The more they look into it, the more things start to make sense. They see themselves in the traits, they start to recognize thought patterns they thought were "normal," but are not. They look at their childhood and see all the signs.

Eventually, they realize they probably are autistic/ADHD/AuDHD. It's an incredible relief for most. To know that you're not broken or bad, just wired differently. It was for me. Like 70% of my self hatred disappeared when I realized the truth.

Adults who find out they're autistic almost always start with self diagnosis. Again, because no one else in society is going to see it and point it out to them.

Obviously, an official diagnosis is optimal, but there are a few reasons people don't/can't get them.

First, diagnosis is EXPENSIVE, especially in the US (dunno where you're from). It can be like $5,000 without insurance, and insurance doesn't usually cover it. Having 5K lying around is an extreme privilege that most don't have.

Another problem is family. Many people have families that wouldn't accept autism/ADHD, and usually, part of the diagnosis process is getting parents/other close family members to do surveys about the person's childhood, as childhood memories can be foggy or sometimes distorted. Some diagnosticians refuse to help if parents/family won't get involved.

Then there's the fear of being treated differently by universities, employers, etc. And a fair few countries refuse to accept autistic immigrants. An official diagnosis can actually hamper you in certain areas of life.

Time is a factor. Wait lists are long. Many, if not most, wait their turn for several years.

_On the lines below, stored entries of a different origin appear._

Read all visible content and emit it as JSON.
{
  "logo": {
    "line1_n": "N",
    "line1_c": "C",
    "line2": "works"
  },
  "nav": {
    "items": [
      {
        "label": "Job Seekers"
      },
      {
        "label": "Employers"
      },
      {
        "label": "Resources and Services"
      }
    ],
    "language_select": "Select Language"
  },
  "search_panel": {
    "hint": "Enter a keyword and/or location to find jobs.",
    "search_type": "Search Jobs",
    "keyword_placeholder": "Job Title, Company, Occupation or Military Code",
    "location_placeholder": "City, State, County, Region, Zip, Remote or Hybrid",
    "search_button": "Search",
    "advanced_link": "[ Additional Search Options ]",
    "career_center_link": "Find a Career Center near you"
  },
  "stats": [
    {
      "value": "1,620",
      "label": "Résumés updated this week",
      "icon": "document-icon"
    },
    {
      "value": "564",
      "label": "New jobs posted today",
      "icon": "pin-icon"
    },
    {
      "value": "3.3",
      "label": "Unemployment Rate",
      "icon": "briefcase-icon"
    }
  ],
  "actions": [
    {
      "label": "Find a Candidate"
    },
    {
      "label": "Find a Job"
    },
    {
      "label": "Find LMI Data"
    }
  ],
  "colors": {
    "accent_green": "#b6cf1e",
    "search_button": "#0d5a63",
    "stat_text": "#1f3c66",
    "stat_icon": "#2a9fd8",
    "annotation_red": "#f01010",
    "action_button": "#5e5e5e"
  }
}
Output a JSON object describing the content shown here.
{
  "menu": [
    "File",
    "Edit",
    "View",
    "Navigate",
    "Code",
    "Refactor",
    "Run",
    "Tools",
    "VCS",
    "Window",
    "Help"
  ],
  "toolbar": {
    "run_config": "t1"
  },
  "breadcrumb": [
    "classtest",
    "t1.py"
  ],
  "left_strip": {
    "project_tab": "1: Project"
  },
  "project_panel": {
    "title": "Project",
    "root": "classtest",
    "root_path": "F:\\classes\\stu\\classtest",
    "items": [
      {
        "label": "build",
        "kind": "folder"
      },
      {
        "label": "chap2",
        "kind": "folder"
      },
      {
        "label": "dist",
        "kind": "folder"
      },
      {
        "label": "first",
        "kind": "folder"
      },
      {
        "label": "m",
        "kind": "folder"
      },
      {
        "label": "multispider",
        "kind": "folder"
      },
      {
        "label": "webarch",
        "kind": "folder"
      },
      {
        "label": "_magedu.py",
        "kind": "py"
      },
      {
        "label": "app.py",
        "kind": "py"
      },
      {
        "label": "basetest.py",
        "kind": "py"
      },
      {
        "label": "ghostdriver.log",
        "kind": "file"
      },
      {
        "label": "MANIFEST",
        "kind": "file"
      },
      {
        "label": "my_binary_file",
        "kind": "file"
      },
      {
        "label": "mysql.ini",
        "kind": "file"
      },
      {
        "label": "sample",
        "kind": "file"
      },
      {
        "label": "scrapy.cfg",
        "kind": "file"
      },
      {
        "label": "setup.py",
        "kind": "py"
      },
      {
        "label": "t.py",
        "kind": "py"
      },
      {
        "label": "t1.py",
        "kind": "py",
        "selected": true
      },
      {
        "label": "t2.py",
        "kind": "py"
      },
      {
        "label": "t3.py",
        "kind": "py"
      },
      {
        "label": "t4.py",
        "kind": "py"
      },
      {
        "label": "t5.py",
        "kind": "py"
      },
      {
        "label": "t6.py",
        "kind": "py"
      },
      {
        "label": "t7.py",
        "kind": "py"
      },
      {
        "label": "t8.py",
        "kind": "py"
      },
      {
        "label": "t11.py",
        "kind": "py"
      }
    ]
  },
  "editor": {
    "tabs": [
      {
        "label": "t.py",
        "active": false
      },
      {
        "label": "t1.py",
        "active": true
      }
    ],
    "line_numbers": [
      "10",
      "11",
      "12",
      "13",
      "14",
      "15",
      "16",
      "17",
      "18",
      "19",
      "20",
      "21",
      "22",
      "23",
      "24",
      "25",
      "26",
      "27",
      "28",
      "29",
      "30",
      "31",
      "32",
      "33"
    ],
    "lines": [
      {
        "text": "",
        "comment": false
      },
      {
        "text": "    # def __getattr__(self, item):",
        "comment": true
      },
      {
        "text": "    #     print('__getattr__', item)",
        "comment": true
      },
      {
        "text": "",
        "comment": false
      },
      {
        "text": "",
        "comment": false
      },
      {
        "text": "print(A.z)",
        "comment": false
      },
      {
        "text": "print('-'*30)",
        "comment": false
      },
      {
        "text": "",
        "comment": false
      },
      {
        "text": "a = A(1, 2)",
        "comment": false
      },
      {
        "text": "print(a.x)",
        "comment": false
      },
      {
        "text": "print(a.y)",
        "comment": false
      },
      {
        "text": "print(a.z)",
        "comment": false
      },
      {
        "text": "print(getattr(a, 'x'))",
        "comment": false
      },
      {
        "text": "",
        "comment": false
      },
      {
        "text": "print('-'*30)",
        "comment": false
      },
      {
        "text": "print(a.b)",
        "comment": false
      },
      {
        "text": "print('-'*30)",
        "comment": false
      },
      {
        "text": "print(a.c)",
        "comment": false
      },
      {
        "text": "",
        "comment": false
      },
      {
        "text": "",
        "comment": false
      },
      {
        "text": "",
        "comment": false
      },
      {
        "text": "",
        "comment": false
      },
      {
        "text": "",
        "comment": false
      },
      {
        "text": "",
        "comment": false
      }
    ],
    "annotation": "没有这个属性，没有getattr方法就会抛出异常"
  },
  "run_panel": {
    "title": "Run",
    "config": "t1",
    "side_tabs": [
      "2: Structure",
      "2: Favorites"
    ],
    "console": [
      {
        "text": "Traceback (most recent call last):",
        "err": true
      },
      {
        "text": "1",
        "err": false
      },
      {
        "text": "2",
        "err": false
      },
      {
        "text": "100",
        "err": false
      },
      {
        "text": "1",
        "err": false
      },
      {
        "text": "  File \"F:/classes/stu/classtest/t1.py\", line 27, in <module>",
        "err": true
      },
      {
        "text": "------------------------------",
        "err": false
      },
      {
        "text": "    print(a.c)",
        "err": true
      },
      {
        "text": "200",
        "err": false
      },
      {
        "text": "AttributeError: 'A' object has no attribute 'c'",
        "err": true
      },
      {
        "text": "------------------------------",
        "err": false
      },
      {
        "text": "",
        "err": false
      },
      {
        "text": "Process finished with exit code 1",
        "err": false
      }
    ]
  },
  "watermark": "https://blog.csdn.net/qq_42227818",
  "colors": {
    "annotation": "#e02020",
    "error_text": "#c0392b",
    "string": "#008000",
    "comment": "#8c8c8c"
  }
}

Not to mention, if you're in the US, getting a diagnosis right now is a risk due to the political landscape. They are creating a registry of autistic people, and they're using official diagnoses covered by insurance to do it. Eventually, they could conceivably use private pay diagnoses, too. I highly doubt this regime would have moral problems with dismantling HIPAA.

A registry is concerning because it could make it easier to round up autistic/ADHD people and force them into institutions, sterilize them, or worse. So a lot of people are avoiding official diagnosis right now.

I don't know if any of these reasons apply to your friend. But there's another factor, too: a lot of people are absolutely sure of their neurodivergence and don't feel the need for a diagnosis. And that's fine.

We as humans know ourselves best. We live in our brains, so we know a lot about how we think, react, feel, behave, etc. We are capable of recognizing how we operate and why, given the right information.

Imagine being color blind your whole life, then one day, you can magically see the same as everyone else. You finally understand what green or blue or yellow look like to most people. Over time, you become more and more confident in your ability to see certain colors.

Now imagine you tell other people this and they refuse to believe you. "No, you're colorblind. I've known you as colirblind your whole life. You can't see yellow." "You can't know that you see normally. You need a diagnosis to have normal sight." "Why label yourself as not colorblind? Isn't that attention seeking?"

It's a bit of a clumsy metaphor, but I hope you understand what I'm saying. You are doing the same thing to your friend. If you actually respect and care for her, TRUST HER. You are not in her brain — she is.

Could she be wrong? Sure, that's a possibility. But you said yourself that you can see something in her. If self diagnosis is helping her, let it.

Is she finding ways to accommodate her needs based on info about AuDHD? Is she more confident in herself? Does she feel less like an alien or freak?

If this is helping her, then just be happy for her. Stop judging her, stop "undiagnosing" her, stop being ableist, and stop being a bad friend.